There's about what, 23 or 24 samples? Four or five seem to drift off toward Cyprus, and the rest plot right with Southern Italians/Sicilians.
Why do we have some that drift that way? I don't know.
Where would Dodecanese people plot, for example? Or Minoan like people? Where precisely would the Mycenaeans plot? Also, parts of Italy were settled by Greek colonists who had first settled coastal Anatolia.
Are you thinking most of them might have actually been like that and were pulled north subsequently? In Sicily I would say definitely, given the Lombard migrations. Perhaps Campania too, which got some "more northern" influence. It was long believed the Celt-Ligurians were re-settled in Samnite areas. I don't think that's true for Calabria, however, and northern parts of Apulia got more "southern" input from "Moorish" troops re-settled there after the end of that era. Supposedly they were all eventually killed or sold into slavery, however.
The issue of slavery is a tricky one. I've hunted for years for some sort of contemporary evidence as to whether slaves from certain campaigns went to one part of the empire versus another, or one part of Italy versus another, and have never found a single thing. In the south, in particular, there were many vast latifundia or agricultural estates, but why would Germanic or Gallic slaves be sent there in preference to slaves from Greece or Anatolia or the Levant? Slaves went where they were needed. Plus, you didn't last long on latifundia, or mines, or on the galleys. The slaves who would be more likely to attract the notice of owners and perhaps freed after long service would be house slaves or slaves who had more skills. The Greek slaves were always the most prized, and if anything would have made them more "southern", and would have produced little change at all.
Plus, we have to be careful of the time periods here, don't you think?
Were those more "southern" "Romans" during the Republican Era very much like the "southern like" Romans of the Imperial Era? What are the exact dates for all of the samples? From that we would know what groups were or were not enslaved by that time and could have had an impact. In much of the Republican Era it would be from other people of the Italian peninsula.
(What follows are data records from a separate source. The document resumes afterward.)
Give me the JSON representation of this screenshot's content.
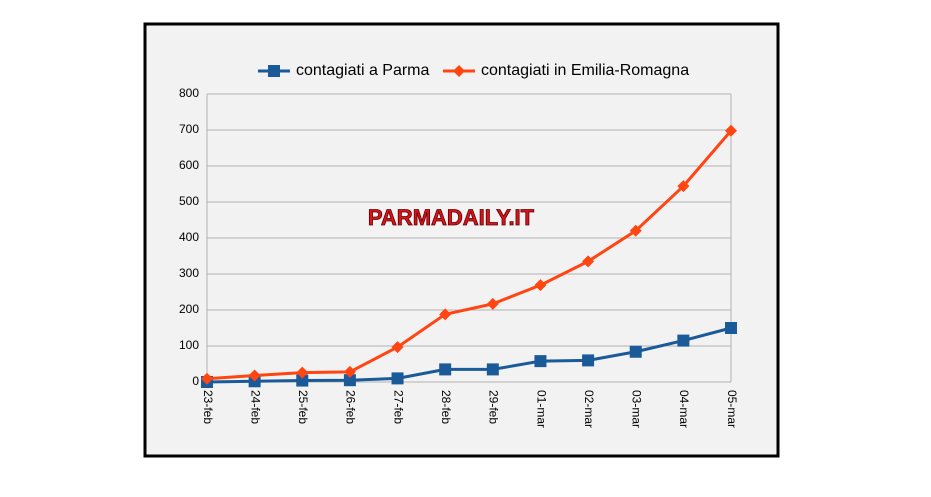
{
  "chart_data": {
    "type": "line",
    "categories": [
      "23-feb",
      "24-feb",
      "25-feb",
      "26-feb",
      "27-feb",
      "28-feb",
      "29-feb",
      "01-mar",
      "02-mar",
      "03-mar",
      "04-mar",
      "05-mar"
    ],
    "series": [
      {
        "name": "contagiati a Parma",
        "color": "#1b5a98",
        "marker": "square",
        "values": [
          0,
          2,
          4,
          5,
          10,
          35,
          35,
          58,
          60,
          84,
          115,
          150
        ]
      },
      {
        "name": "contagiati in Emilia-Romagna",
        "color": "#ff4512",
        "marker": "diamond",
        "values": [
          9,
          18,
          26,
          28,
          97,
          188,
          217,
          269,
          335,
          420,
          544,
          698
        ]
      }
    ],
    "ylim": [
      0,
      800
    ],
    "yticks": [
      0,
      100,
      200,
      300,
      400,
      500,
      600,
      700,
      800
    ],
    "grid": true,
    "annotations": [
      "PARMADAILY.IT"
    ]
  }
}
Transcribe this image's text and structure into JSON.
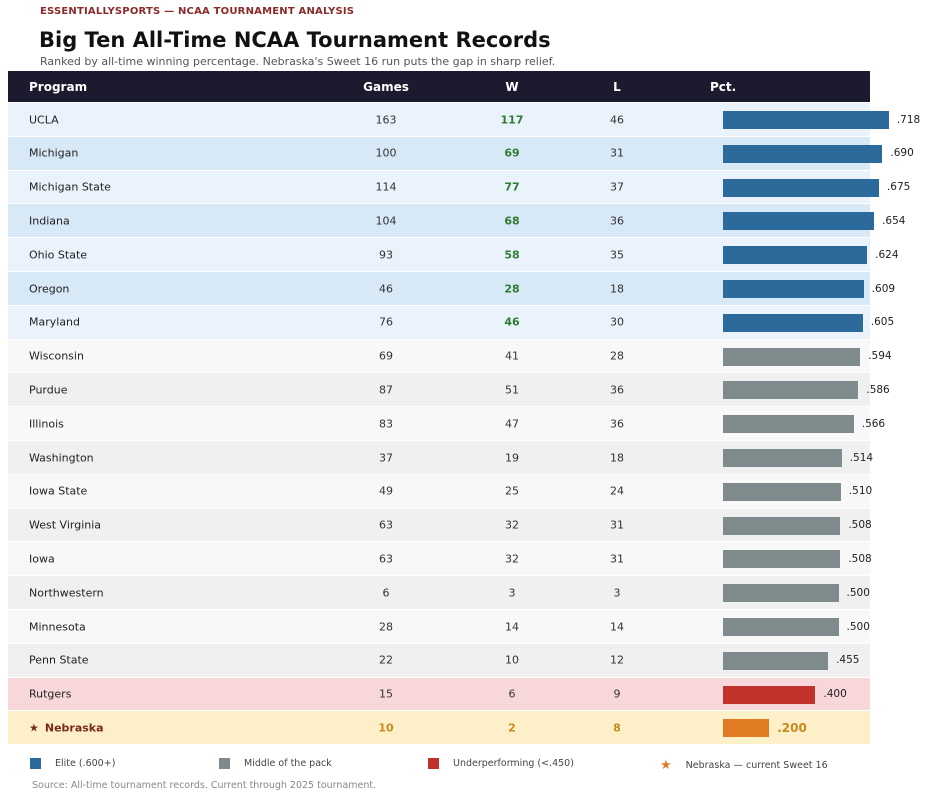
{
  "header": {
    "kicker": "ESSENTIALLYSPORTS — NCAA TOURNAMENT ANALYSIS",
    "title": "Big Ten All-Time NCAA Tournament Records",
    "subtitle": "Ranked by all-time winning percentage. Nebraska's Sweet 16 run puts the gap in sharp relief."
  },
  "chart_data": {
    "type": "table",
    "columns": [
      "Program",
      "Games",
      "W",
      "L",
      "Pct."
    ],
    "rows": [
      {
        "program": "UCLA",
        "games": "163",
        "w": "117",
        "l": "46",
        "pct": ".718",
        "value": 0.718,
        "tier": "elite"
      },
      {
        "program": "Michigan",
        "games": "100",
        "w": "69",
        "l": "31",
        "pct": ".690",
        "value": 0.69,
        "tier": "elite"
      },
      {
        "program": "Michigan State",
        "games": "114",
        "w": "77",
        "l": "37",
        "pct": ".675",
        "value": 0.675,
        "tier": "elite"
      },
      {
        "program": "Indiana",
        "games": "104",
        "w": "68",
        "l": "36",
        "pct": ".654",
        "value": 0.654,
        "tier": "elite"
      },
      {
        "program": "Ohio State",
        "games": "93",
        "w": "58",
        "l": "35",
        "pct": ".624",
        "value": 0.624,
        "tier": "elite"
      },
      {
        "program": "Oregon",
        "games": "46",
        "w": "28",
        "l": "18",
        "pct": ".609",
        "value": 0.609,
        "tier": "elite"
      },
      {
        "program": "Maryland",
        "games": "76",
        "w": "46",
        "l": "30",
        "pct": ".605",
        "value": 0.605,
        "tier": "elite"
      },
      {
        "program": "Wisconsin",
        "games": "69",
        "w": "41",
        "l": "28",
        "pct": ".594",
        "value": 0.594,
        "tier": "mid"
      },
      {
        "program": "Purdue",
        "games": "87",
        "w": "51",
        "l": "36",
        "pct": ".586",
        "value": 0.586,
        "tier": "mid"
      },
      {
        "program": "Illinois",
        "games": "83",
        "w": "47",
        "l": "36",
        "pct": ".566",
        "value": 0.566,
        "tier": "mid"
      },
      {
        "program": "Washington",
        "games": "37",
        "w": "19",
        "l": "18",
        "pct": ".514",
        "value": 0.514,
        "tier": "mid"
      },
      {
        "program": "Iowa State",
        "games": "49",
        "w": "25",
        "l": "24",
        "pct": ".510",
        "value": 0.51,
        "tier": "mid"
      },
      {
        "program": "West Virginia",
        "games": "63",
        "w": "32",
        "l": "31",
        "pct": ".508",
        "value": 0.508,
        "tier": "mid"
      },
      {
        "program": "Iowa",
        "games": "63",
        "w": "32",
        "l": "31",
        "pct": ".508",
        "value": 0.508,
        "tier": "mid"
      },
      {
        "program": "Northwestern",
        "games": "6",
        "w": "3",
        "l": "3",
        "pct": ".500",
        "value": 0.5,
        "tier": "mid"
      },
      {
        "program": "Minnesota",
        "games": "28",
        "w": "14",
        "l": "14",
        "pct": ".500",
        "value": 0.5,
        "tier": "mid"
      },
      {
        "program": "Penn State",
        "games": "22",
        "w": "10",
        "l": "12",
        "pct": ".455",
        "value": 0.455,
        "tier": "mid"
      },
      {
        "program": "Rutgers",
        "games": "15",
        "w": "6",
        "l": "9",
        "pct": ".400",
        "value": 0.4,
        "tier": "under"
      },
      {
        "program": "Nebraska",
        "games": "10",
        "w": "2",
        "l": "8",
        "pct": ".200",
        "value": 0.2,
        "tier": "neb"
      }
    ],
    "xlim": [
      0,
      0.75
    ]
  },
  "star": "★",
  "legend": [
    {
      "label": "Elite (.600+)",
      "color": "#2b6a9a"
    },
    {
      "label": "Middle of the pack",
      "color": "#7f8a8c"
    },
    {
      "label": "Underperforming (<.450)",
      "color": "#c0322b"
    },
    {
      "label": "Nebraska — current Sweet 16",
      "color": "#e07b24"
    }
  ],
  "source": "Source: All-time tournament records. Current through 2025 tournament."
}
However, let's be clear. Slave graves are quite different from the graves of reasonably well off Roman citizens. As are the graves around brothels where women didn't last too long, and graveyards full of aborted fetuses and newborns have been found, or in the merchant quarters right next to the docks. There's little likelihood such people would have had a great impact on genetics. Goodness, we have a big bunch North Africans in medieval London too. If they've done some isotope analysis that would help us wade through some of this.
Is that information that they came from north of Rome another leak? How far north of Rome? It doesn't matter if it's not in the city of Rome itself. Anything in "Latin" territory would do. There was a small area north of Rome which was still in the lands of the "Latini", but if you really go north you're in the lands of the Etruscans, Sabines, and Umbrians and Picene, which the leaks also said were similar to one another and more "northern", so that wouldn't be consistent.
https://delong.typepad.com/.a/6a00e5...2739970b-600wi
If the Sabines, like the Etruscans, are more "northern" like, then things like the "Rape", really "Kidnapping" of the Sabine women would just make them more northern.
The locations as well as the dates and the burial contexts are all really important here, and I hope they did isotope analysis. If the Republic Era samples are not here because this isn't the Moots paper then that leaves a lot of holes.